While the photographers may wonder which planet the Supreme Court comes from, an even more significant Ottawa development came out at the start of October, when John Manley announced Bill C-54 – a new Privacy Act.

This Act will apply to businesses regulated federally and eventually to every Canadian business. The bill also represents another plank in Ottawa’s grab to stake claim to control cyberspace. Expect sparks from a Quebec government which is also extending language laws onto the Internet.

Show and tell

Pictures can be just as damaging – and defamatory – as words.

When Colour Your World sued the cbc over a program called Mercury in Paint, it admitted that what the program said was true. But, it argued, the use of certain footage was defamatory.

The Ontario Court of Appeal overturned the trial judge’s decision that the program was defamatory. However, it agreed that audiovisual aspects of a program – such as voice intonation, visual background, sequence of images, facial expressions and gestures – can change the impression that verbal statements might otherwise give and lead to defamation.

The court suggested it will look at the accuracy of the statements and the overall impression of the show to decide whether the other elements of the show distort the meaning of the words in a defamatory way.

Television music

performing rights

A January 1998 Copyright Board decision made important changes to socan’s television music performing rights royalties. First, the royalty rate paid by television broadcasters has been reduced. Second, a new royalty alternative to socan’s traditional standard licence has been introduced.

The board reduced the standard royalty rate from 2.1% to 1.8% of advertising revenues. In addition, television broadcasters can now opt for an alternative royalty calculation which effectively reduces their socan payments pro rata to the degree they use music which is outside socan’s repertoire. Previously, using a single second of socan’s repertoire triggered an obligation to pay the entire standard rate.

For the first time, the royalty structure provides an economic incentive to both composers and producers to make direct licensing arrangements. Unknown factors are whether composers will engage in these negotiations and whether socan will let them. socan’s application to review the decision will be heard in court in February 1999.

Telecom mergers

The past year saw the entire North American telecommunications industry shaken up by mergers big and bigger. Not surprisingly Canadian telecommunications giants have faced huge shake-ups.

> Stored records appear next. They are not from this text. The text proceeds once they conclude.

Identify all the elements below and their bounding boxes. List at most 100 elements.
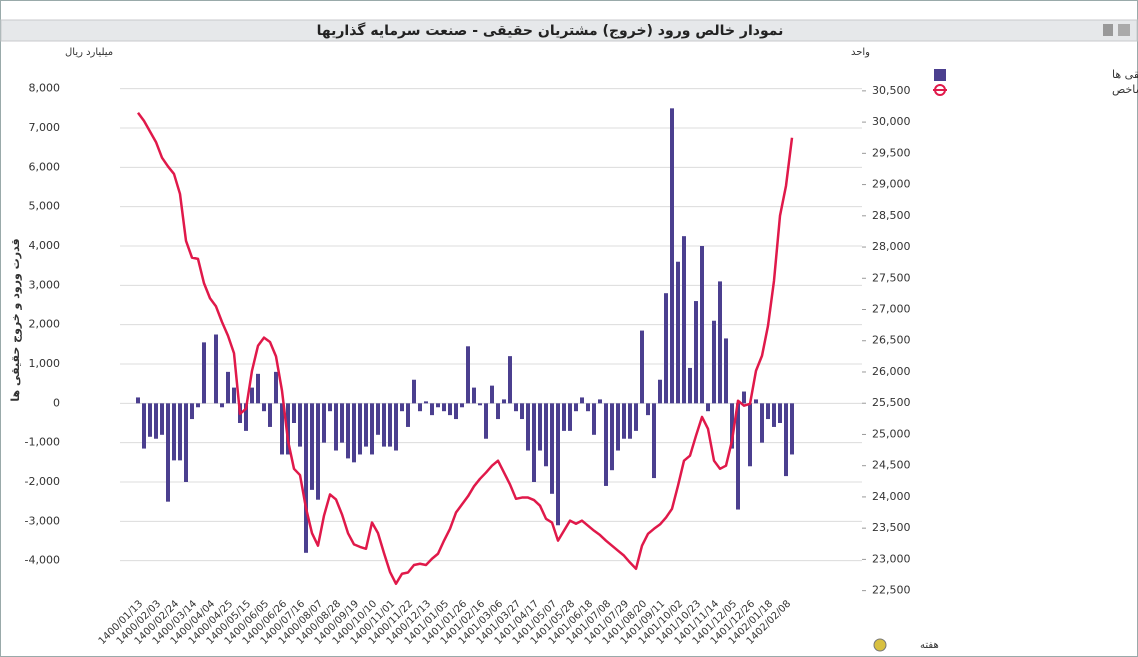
y-tick-label: -4,000: [25, 554, 60, 567]
bar: [136, 397, 140, 404]
bar: [610, 403, 614, 471]
bar: [664, 293, 668, 404]
print-icon[interactable]: [1103, 24, 1113, 36]
bar: [316, 403, 320, 500]
bar: [178, 403, 182, 461]
bar: [220, 403, 224, 408]
y-tick-label: 6,000: [29, 160, 61, 173]
bar: [442, 403, 446, 412]
bar: [706, 403, 710, 412]
bar: [688, 367, 692, 404]
bar: [406, 403, 410, 427]
bar: [424, 401, 428, 404]
bar: [712, 320, 716, 404]
y2-unit: واحد: [851, 47, 870, 58]
bar: [346, 403, 350, 459]
bar: [568, 403, 572, 431]
y-tick-label: 0: [53, 396, 60, 409]
refresh-icon[interactable]: [873, 638, 887, 652]
bar: [700, 246, 704, 404]
bar: [322, 403, 326, 443]
y-tick-label: 5,000: [29, 200, 61, 213]
bar: [388, 403, 392, 447]
y2-tick-label: 29,500: [872, 146, 911, 159]
bar: [166, 403, 170, 502]
bar: [148, 403, 152, 437]
bar: [196, 403, 200, 408]
bar: [640, 330, 644, 404]
y2-tick-label: 24,500: [872, 459, 911, 472]
bar: [232, 387, 236, 404]
y2-tick-label: 22,500: [872, 584, 911, 597]
bar: [598, 399, 602, 404]
bar: [268, 403, 272, 427]
bar: [334, 403, 338, 451]
y2-tick-label: 30,000: [872, 115, 911, 128]
bar: [760, 403, 764, 443]
y-tick-label: 7,000: [29, 121, 61, 134]
bar: [778, 403, 782, 423]
y-tick-label: -3,000: [25, 514, 60, 527]
bar: [628, 403, 632, 439]
bar: [616, 403, 620, 451]
bar: [460, 403, 464, 408]
export-icon[interactable]: [1118, 24, 1130, 36]
bar: [502, 399, 506, 404]
y2-tick-label: 27,500: [872, 271, 911, 284]
bar: [214, 334, 218, 404]
y2-tick-label: 25,500: [872, 396, 911, 409]
bar: [658, 379, 662, 404]
bar: [748, 403, 752, 467]
bar: [412, 379, 416, 404]
bar: [784, 403, 788, 477]
bar: [244, 403, 248, 431]
bar: [400, 403, 404, 412]
bar: [532, 403, 536, 482]
y-tick-label: 3,000: [29, 278, 61, 291]
bar: [304, 403, 308, 553]
y2-tick-label: 24,000: [872, 490, 911, 503]
bar: [580, 397, 584, 404]
bar: [262, 403, 266, 412]
y2-tick-label: 23,500: [872, 521, 911, 534]
bar: [766, 403, 770, 420]
bar: [202, 342, 206, 404]
bar: [538, 403, 542, 451]
y-tick-label: 8,000: [29, 82, 61, 95]
bar: [478, 403, 482, 406]
bar: [490, 385, 494, 404]
y-tick-label: -2,000: [25, 475, 60, 488]
y2-tick-label: 26,500: [872, 334, 911, 347]
bar: [574, 403, 578, 412]
y-tick-label: 2,000: [29, 318, 61, 331]
bar: [736, 403, 740, 510]
bar: [190, 403, 194, 420]
y2-tick-label: 26,000: [872, 365, 911, 378]
bar: [676, 261, 680, 404]
bar: [328, 403, 332, 412]
bar: [670, 108, 674, 404]
bar: [436, 403, 440, 408]
bar: [160, 403, 164, 435]
bar: [358, 403, 362, 455]
bar: [526, 403, 530, 451]
bar: [514, 403, 518, 412]
y2-tick-label: 29,000: [872, 178, 911, 191]
bar: [292, 403, 296, 423]
bar: [682, 236, 686, 404]
bar: [364, 403, 368, 447]
bar: [508, 356, 512, 404]
bar: [298, 403, 302, 447]
bar: [694, 301, 698, 404]
bar: [274, 371, 278, 404]
legend-marker: [934, 69, 946, 81]
y-tick-label: 4,000: [29, 239, 61, 252]
y-tick-label: -1,000: [25, 436, 60, 449]
bar: [544, 403, 548, 467]
bar: [448, 403, 452, 416]
bar: [418, 403, 422, 412]
bar: [250, 387, 254, 404]
legend-label: شاخص: [1112, 83, 1138, 96]
bar: [256, 373, 260, 404]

Notably TELUS Corporation, after abandoning a possible merger with AT&T Canada Long Distance Services, announced its intention to join forces with bc tel, and Call-Net Enterprises, parent of Sprint Canada, completed its takeover of Fonorola.

Other deals announced in 1998 included the merger of Teleglobe and u.s.-based Excel Communications, and the acquisition by MetroNet Communications of Rogers Telecom.

These transactions have substantially altered the competitive landscape for telecom services in Canada, creating more powerful telecommunication players which are better-positioned to compete with domestic and foreign rivals.

Y2K settlement

The sky is falling. The sky is falling. Scaremongering about the year 2000 software bug has started in earnest. Stock up on batteries, water and winter underwear we’re advised.

For those who think it’s all hype, a few stories suggest that people are paying real money to avoid this problem.

For example, in 1997, Atlaz International, an American computer reseller, launched a Y2K class action lawsuit against its software supplier, claiming that the accounting software in question was not Y2K compliant, and that the supplier was improperly charging for Y2K upgrades, rather than providing them at no charge.

In October, Atlaz and its supplier reached an out-of-court settlement whereby the supplier agreed to provide Y2K-compliant software at no extra cost as well as pay up to approximately us$500,000 in attorneys fees and costs.

For more details of the Y2K industry, watch this space in December 1999.

(This article contains general comments only. It is not intended to be exhaustive and should not be considered as advice in any particular situation.)